Enjoy some music while browsing.
The Marugame Genichiro-Inokuma Museum of Contemporary Art 猪熊弦一郎現代美術館 (MIMOCA) sits diagonally across from the city’s main train station, and it’s impossible to miss—its striking design stands out sharply from the surrounding buildings the moment you step outside.

The museum opened in 1991, built to honor Genichiro Inokuma (1902–1993), a Marugame-born painter who studied in Tokyo and Paris and became one of Japan’s leading modern artists.
At the entrance of the museum, visitors will find Genichiro Inokuma’s huge mural and a space with some of the artist’s objects. The building’s facade acts as a natural extention of the adjacent station-front square.
The front of the building facing the station plaza is conceived as a monumental gate. Set deep within this frame, a broad wall of white marble evokes the backdrop of a stage or the screen of a cinema. Displayed here are Inokuma’s works that include sculpture from a series called “Songs of the Shell” and incised reproductions of his line drawings.
The building was designed by architect Yoshio Taniguchi, who later gained global recognition in 2004 for his redesign of New York’s Museum of Modern Art (MOMA). MIMOCA exemplifies Taniguchi’s restrained style: a low, rectilinear structure that emphasizes proportion, light, and flow.

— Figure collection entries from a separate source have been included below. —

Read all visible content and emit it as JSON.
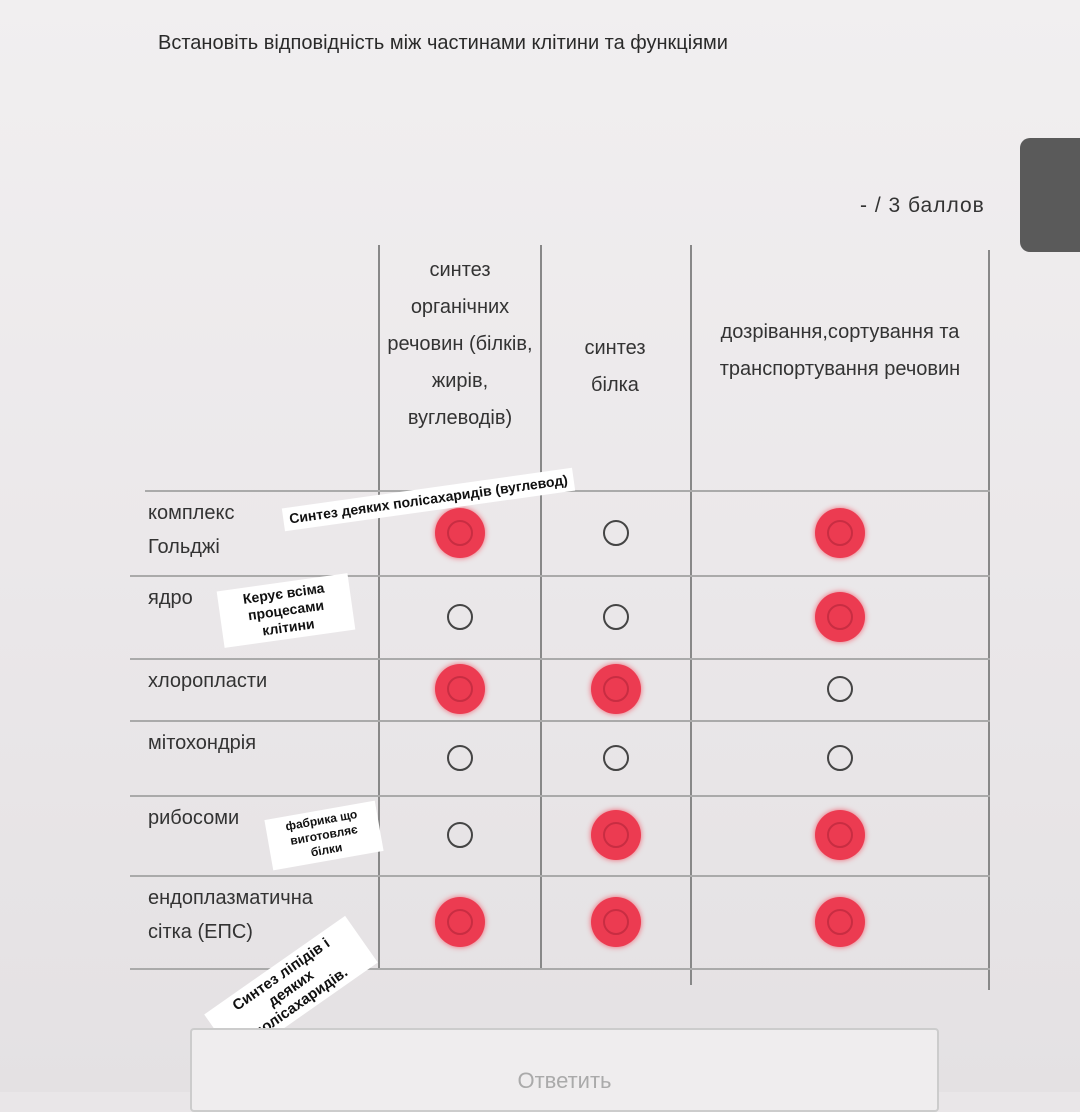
{
  "question": {
    "title": "Встановіть відповідність між частинами клітини та функціями",
    "points": "- / 3 баллов"
  },
  "columns": [
    "синтез органічних речовин (білків, жирів, вуглеводів)",
    "синтез білка",
    "дозрівання,сортування та транспортування речовин"
  ],
  "rows": [
    {
      "label": "комплекс Гольджі",
      "selected": [
        true,
        false,
        true
      ]
    },
    {
      "label": "ядро",
      "selected": [
        false,
        false,
        true
      ]
    },
    {
      "label": "хлоропласти",
      "selected": [
        true,
        true,
        false
      ]
    },
    {
      "label": "мітохондрія",
      "selected": [
        false,
        false,
        false
      ]
    },
    {
      "label": "рибосоми",
      "selected": [
        false,
        true,
        true
      ]
    },
    {
      "label": "ендоплазматична сітка (ЕПС)",
      "selected": [
        true,
        true,
        true
      ]
    }
  ],
  "annotations": [
    "Синтез деяких полісахаридів (вуглевод)",
    "Керує всіма процесами клітини",
    "фабрика що виготовляє білки",
    "Синтез ліпідів і деяких полісахаридів."
  ],
  "submit_label": "Ответить",
  "colors": {
    "selected": "#ec3b51",
    "tab": "#5a5a5a"
  }
}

The exterior is clad in imported black Burlington slate from the United Kingdom, paired with extruded aluminum siding, giving the building a composed and understated presence.
On the sunny day of our visit, the pale veins in the slate seemed to mimic reflections and flares of sunlight glancing off its surface.
Sculpture is integrated into the museum’s grounds and forecourt, reflecting the founders’ intention that MIMOCA be part of the daily life in Marugame.


We walked up a spacious set of external but covered stairs to reach an entrance to the upper floors of the museum and
public ancillary spaces.
Unfortunately, the museum was closed on the day we were there. The museum has a shop, a cafe, a library and an auditorium.


Although the museum is closed, we enjoyed the remarkable external spaces. The architect has managed to avoid sterility and create spaces that feel warmly inviting.
On the third floor, we came upon the Cascade Plaza—a spacious, open area featuring minimalist landscaping and a serene wall of gently cascading water.

The design avoids monumentality, instead inviting visitors into a setting where art can be approached at a human scale.
We hope to return and properly see the interior of the museum and its holdings.